All right, all right. The photo is from last year, when the Mets went to Colorado and all it did was snow for 4 days straight.
The weather was, I assume, tolerable in Denver tonight, but whatever the weather was, the Mets still managed to get beaten rather soundly by the Colorados, in a 7-4 game that was only 7-4 because Travis d'Arnaud put some lipstick on the proverbial pig that this game was with a 3-run Home Run with 2 outs in the 9th inning. Things were settled long before that happened.

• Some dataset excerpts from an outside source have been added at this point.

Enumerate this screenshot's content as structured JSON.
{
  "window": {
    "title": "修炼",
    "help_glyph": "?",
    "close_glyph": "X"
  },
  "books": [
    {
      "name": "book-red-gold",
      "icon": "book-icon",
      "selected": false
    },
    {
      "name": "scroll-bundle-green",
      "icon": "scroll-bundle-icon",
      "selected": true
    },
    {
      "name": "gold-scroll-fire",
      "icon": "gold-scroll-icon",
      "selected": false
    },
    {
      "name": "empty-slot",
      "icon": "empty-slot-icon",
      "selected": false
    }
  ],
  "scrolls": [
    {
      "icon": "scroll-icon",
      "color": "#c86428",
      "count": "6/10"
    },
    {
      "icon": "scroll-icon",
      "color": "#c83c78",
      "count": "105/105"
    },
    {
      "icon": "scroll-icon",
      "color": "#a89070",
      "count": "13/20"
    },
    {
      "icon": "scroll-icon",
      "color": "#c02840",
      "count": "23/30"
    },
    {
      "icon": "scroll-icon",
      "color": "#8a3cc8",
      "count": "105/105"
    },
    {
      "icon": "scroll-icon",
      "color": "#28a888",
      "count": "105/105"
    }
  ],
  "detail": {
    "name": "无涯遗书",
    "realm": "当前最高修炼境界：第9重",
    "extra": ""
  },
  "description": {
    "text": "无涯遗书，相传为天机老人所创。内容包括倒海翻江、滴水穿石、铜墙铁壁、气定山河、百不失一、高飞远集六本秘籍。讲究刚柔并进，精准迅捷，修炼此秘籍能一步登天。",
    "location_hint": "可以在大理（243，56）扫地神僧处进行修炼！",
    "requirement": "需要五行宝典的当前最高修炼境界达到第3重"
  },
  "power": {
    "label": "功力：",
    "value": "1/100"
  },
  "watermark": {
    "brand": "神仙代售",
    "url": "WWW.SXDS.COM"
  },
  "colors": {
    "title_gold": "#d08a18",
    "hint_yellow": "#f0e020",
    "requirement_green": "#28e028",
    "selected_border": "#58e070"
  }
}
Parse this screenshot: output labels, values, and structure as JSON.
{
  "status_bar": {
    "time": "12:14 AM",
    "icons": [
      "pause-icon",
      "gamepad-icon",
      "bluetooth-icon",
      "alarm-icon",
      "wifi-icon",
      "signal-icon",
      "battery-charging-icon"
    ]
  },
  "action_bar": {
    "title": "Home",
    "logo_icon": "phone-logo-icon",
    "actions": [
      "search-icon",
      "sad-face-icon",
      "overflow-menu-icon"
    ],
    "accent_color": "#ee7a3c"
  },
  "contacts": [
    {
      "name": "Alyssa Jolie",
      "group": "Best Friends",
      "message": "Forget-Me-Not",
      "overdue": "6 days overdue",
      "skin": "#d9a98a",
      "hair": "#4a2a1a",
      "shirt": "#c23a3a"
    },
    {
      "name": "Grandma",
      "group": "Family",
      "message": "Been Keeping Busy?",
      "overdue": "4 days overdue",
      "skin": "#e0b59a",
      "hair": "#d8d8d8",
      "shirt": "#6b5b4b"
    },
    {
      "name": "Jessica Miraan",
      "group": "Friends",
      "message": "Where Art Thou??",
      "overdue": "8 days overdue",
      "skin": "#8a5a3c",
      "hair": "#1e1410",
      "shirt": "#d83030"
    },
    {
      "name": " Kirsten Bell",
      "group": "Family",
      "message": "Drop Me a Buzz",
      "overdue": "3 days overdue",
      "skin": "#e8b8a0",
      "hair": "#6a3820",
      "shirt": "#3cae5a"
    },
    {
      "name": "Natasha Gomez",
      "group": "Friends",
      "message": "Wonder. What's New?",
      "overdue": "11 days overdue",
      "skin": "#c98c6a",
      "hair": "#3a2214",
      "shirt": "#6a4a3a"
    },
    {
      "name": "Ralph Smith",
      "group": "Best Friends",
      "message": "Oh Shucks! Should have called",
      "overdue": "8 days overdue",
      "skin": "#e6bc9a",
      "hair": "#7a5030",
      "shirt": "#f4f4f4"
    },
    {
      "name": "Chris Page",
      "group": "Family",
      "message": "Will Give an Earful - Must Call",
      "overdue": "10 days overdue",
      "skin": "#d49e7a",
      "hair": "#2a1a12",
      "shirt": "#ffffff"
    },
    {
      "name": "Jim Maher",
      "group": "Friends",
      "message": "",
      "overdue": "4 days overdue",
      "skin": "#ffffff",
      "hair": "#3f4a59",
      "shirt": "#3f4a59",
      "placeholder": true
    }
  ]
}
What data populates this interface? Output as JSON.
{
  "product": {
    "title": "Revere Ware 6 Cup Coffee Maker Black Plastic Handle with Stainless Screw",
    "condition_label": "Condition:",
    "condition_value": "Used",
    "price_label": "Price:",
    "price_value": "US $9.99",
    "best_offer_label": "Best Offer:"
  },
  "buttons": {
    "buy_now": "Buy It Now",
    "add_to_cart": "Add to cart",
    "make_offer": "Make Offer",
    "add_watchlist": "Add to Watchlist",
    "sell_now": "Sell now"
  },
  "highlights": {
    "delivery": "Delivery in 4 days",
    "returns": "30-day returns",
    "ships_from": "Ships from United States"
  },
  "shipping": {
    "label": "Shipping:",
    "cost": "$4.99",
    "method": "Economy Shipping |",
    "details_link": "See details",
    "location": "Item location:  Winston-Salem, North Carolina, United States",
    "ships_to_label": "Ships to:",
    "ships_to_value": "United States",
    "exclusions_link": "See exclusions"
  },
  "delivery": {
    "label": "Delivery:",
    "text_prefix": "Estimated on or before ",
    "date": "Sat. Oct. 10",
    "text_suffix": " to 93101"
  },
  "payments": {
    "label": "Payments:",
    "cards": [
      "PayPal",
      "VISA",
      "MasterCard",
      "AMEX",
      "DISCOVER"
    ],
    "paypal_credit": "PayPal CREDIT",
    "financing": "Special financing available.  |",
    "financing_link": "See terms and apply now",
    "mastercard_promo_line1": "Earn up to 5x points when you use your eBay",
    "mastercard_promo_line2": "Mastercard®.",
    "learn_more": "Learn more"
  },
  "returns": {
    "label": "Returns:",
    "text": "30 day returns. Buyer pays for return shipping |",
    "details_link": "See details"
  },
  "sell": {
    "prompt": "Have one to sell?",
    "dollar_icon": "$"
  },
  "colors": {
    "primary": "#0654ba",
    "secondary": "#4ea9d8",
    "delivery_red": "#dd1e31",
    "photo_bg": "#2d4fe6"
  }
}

Bartolo Colon was hit early and often in a 4.2 inning outing that saw him get raked all over the Coors Field confines by the NL's top-hitting team. The Colorados aren't exactly a team of household names; while names such as Troy Tulowitzki and Carlos Gonzalez have been doing it to the Mets for years (particularly Tulowitzki, when he's managed to stay healthy and dodge trade rumors so incessant that one might assume he was traded three years ago), they've also somehow gotten a surprising amount of production out of a lineup of lesser men, most of whom seem to be named Charlie. There's Charlie Blackmon, whom I know from my Fantasy Baseball team, Charlie Culberson, who seems to have future-Met-killer written all over him, Charlie Aredondo, Charlie McCharlieman, Charlie Dickerson, who had 3 hits and is somehow hitting .382, and, of course, Justin Morneau. It seemed like these guys spent most of the early innings stringing hits together and then scoring when their pitcher, Juan Nicastro, helped his own cause, first by singling home two runs and then hitting a sacrifice fly for a 3rd RBI. Colon was racked for 10 hits in all, in the kind of outing that he's unfortunately going to have once every few games, because he's Bartolo Colon and that's what happens.
On the other side, the Mets welcomed Juan Lagares back to action, and he fortunately picked up where he left off, with a pair of doubles and an RBI, and I mentioned d'Arnaud's Home Run, and that's pretty much it as far as interesting accomplishments by the Mets offense tonight. The 3 hits and 3 runs were, as I said, purely cosmetic and the sparse audience that remained at the game was evidence of that. They didn't even have to bring in old friend LaTroy Hawkins to clean up the mess that Jerome Bettis was creating on the mound.
I'd like to say shake this off and come back tomorrow, which is generally how I react to these losses, and with Zack Wheeler set to pitch tomorrow that may well be the case. But you don't know how these young pitchers will react to the rarefied air of Colorado and the absurdly hot Colorados lineup. You also have to take into account that Coors Field is one of those certified House of Horrors for the Mets, where they seem to have a record of something resembling 13-72 since the place opened in 1995, and we all know what happened that night, and it seems like most games the Mets play there resemble that, or tonight, or both. At least this year, the temperature is slightly warmer than the 23˚ they played in last year, and the team doesn't have to shovel snow out of the Outfield before the games.